I started to understand that my family still loved me, even if I gained weight over the holidays.  I learned that people don’t really care about how tall I am.  I learned that people think about me and my appearance a lot less than I think they do.  It helped me to relax, and finally be me.  I hadn’t been me in nearly 15 years.  I became nicer, more understanding, compassionate and less judgmental of others.  Eventually I became happy.  Today I am happier, and more at peace, than I ever thought I could be 10 years ago.  True happiness and acceptance of oneself is something I am thankful for every day.
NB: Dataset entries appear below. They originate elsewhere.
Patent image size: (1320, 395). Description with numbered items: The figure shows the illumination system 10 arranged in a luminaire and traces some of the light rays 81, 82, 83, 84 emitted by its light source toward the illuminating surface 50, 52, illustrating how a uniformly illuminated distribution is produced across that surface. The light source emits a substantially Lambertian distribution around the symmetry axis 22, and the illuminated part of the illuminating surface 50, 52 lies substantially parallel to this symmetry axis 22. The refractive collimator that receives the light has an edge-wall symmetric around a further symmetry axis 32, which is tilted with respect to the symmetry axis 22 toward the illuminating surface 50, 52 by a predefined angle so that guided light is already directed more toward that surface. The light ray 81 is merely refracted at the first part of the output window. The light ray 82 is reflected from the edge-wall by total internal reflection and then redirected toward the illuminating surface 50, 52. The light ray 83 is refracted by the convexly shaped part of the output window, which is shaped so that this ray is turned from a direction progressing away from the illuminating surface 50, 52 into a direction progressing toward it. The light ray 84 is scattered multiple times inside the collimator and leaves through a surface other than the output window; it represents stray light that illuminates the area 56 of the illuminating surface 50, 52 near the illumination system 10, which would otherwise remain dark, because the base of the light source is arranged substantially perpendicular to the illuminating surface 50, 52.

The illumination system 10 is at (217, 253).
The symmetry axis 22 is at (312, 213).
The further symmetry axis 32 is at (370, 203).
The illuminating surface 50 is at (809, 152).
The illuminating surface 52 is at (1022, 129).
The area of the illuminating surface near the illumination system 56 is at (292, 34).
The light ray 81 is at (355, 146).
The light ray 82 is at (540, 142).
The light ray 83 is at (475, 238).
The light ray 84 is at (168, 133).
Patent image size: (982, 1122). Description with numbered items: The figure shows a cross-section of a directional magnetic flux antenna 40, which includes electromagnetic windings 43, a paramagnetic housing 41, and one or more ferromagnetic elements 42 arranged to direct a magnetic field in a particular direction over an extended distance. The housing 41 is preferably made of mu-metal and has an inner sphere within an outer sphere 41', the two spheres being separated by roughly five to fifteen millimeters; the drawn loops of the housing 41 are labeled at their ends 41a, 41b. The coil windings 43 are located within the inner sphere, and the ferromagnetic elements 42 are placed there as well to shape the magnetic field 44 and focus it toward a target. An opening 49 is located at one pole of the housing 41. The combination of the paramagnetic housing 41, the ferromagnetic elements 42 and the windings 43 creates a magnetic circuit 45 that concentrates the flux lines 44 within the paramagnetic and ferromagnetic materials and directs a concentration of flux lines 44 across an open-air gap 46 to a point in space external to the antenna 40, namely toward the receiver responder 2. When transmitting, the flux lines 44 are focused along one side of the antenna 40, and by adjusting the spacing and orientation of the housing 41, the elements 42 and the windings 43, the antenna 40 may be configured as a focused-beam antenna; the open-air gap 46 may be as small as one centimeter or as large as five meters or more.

So why share this?  I know I am not the only person that has struggled with this.  As a therapist now I get to pay it forward by helping others fight the negative cycle of self-hate.  As a style blogger I put myself out there for people to either judge or appreciate and I can do it without fear or some false bravado.  I love myself and some days I even love my body too.  If you are struggling with this, please know that there are trained professionals who have dedicated their careers to helping you feel good again. 



Thanks everybody!

     -Kinsey

2 comments:

Frannie Pantz said...

OMG. Ok. So I just started crying at work. I can absolutely relate to this. I have done a couple of posts on this issue because I had very similar issues with my body. In fact, I STILL have A LOT of issues with my body, especially after having a baby last year and being unable to lose the last 15 pounds. I have been (and still kind of wonder) convinced that people stopped visiting my blog because I am not "skinny" like I was. I have seriously considered very unhealthy alternatives to getting back to my old size including wanting to get the stomach flu because the last time that I did I lost 5 pounds. You hit the nail on the head here and I thank you so much for sharing this. For the record, I never thought anything was wrong with your nose and I think you are a very BEAUTIFUL young lady. I love your style and your beautiful red hair and your cute little dog. Keep up EVERYTHING.

K said...

Thank you so much for sharing this part of your life with your readers! I've certainly been through my fair share of self hatred and it took me a long time and a decent amount of therapy to really start to value myself as a person. I think there is as much need to share the benefits of therapy as there is need to promote self love because there is still such a stigma attached the therapy. I felt so ashamed that I needed help to "get better" at first and I didn't tell people. Now I know how valuable it was for me and how much it would really benefit others.
Despite the help I received, I'm currently at my heaviest weight and I have to very purposefully tell myself I am not disgusting when I look in the mirror. Thankfully I am at a positive place mentally where I can recognize the negative self talk and make a point of being positive to myself. Thanks to my past I know that I am loved and valuable despite my weight or size. It's still hard to not be happy with what I see in the mirror right now but I am able to remind myself that I'm working on it and I'm doing it in a smart and healthy way by focusing on small healthy changes in my everyday life to create a lifestyle change and not just crash diet or crash and burn from going too hard too fast, which I have done before.
Anyway, thank you for sharing this. You are awesome and impressive in addition to being a knockout! Like Frannie said, keep up everything!!

Side note: apologies if this is a double post. I had crafted a comment I was very happy with and when I went to post it, I signed into my google account to post and it erased my whole comment! So maybe there's 2 comments from me and maybe this one is more scattered and crazy than the first or maybe there's just this one haha either way, I'm grateful you're doing what you do.